Román Pérez Castañeda, diretor-geral da Guiteras, afirmou que o reparo em curso “levará o tempo necessário,
seguindo os controles estabelecidos” , e ressaltou que as falhas relatadas não ocorreram em elementos reparados anteriormente, o que corrobora uma realidade: o trabalho foi bem feito em uma caldeira que apresenta deterioração significativa, segundo o jornal Solís. Esta é a 13ª paralisação da central de Matanzas em 2026. Enquanto isso, as autoridades reiteram que este ano “planejam iniciar a manutenção geral com trabalhos aprofundados na caldeira, gerador, turbina e equipamentos auxiliares, evitando assim interrupções causadas por paralisações recorrentes“. Essa é uma promessa feita em ocasiões anteriores, sem que a manutenção geral jamais tenha sido realizada.
AJUDA COLOMBIANA
A Colômbia enviou um navio para Cuba com 100 toneladas de ajuda humanitária. O carregamento inclui painéis solares, alimentos, equipamentos médicos e medicamentos, entre outros suprimentos vitais.
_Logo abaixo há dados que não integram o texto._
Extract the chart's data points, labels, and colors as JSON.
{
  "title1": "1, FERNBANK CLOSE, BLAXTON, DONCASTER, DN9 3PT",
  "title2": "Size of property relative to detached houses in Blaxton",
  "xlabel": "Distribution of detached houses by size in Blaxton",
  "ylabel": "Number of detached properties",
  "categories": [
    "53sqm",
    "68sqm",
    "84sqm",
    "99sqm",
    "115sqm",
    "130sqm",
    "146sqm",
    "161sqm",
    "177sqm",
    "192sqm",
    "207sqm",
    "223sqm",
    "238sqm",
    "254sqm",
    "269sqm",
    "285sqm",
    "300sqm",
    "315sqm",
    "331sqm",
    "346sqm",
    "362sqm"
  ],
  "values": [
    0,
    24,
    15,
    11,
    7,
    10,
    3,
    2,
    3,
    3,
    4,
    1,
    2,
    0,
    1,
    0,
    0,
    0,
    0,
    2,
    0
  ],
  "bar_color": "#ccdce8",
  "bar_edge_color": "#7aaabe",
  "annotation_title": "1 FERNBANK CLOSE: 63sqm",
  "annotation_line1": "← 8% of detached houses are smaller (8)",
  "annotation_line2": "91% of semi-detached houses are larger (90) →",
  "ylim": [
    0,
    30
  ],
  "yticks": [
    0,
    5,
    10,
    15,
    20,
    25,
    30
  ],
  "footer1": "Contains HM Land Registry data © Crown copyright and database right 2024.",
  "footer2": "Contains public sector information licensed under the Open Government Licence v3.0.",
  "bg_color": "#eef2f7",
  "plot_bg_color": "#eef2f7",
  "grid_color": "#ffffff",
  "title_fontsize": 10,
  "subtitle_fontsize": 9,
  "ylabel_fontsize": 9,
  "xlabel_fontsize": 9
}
O carregamento, que partiu na sexta-feira (5), de Cartagena das Índias, por ordem do presidente esquerdista Gustavo Petro, logo depois do secretário Marco Rubio divulgar um comunicado definitivo contra apoio às ditaduras esquerdistas no hemisfério sul e está sendo visto como uma provocação. Em meados de abril, a Colômbia enviou outro carregamento para a ilha, que incluía medicamentos, suprimentos médicos e alimentos doados por organizações sociais, grupos de solidariedade e pelo próprio governo colombiano. A população mesmo não recebeu essas doações que ficaram restritas às famílias das lideranças do governo
cubano e do Exército. O mesmo aconteceu com as doações do México, Espanha, China e Canadá. O povo cubano está passando por um colapso econômico, situação agravada pela crescente pressão de Washington e pelo fim das exportações de petróleo da Venezuela, mas a distribuição dessas doações é feita primeira para a famílias dos líderes da ditadura e para as famílias dos soldados e da polícia política da repressão. As doações feiras pelos Estados Unidos, que já somam US$ 100 milhões são entregues à igreja católica que distribui com as comunidades das cidades cubanas.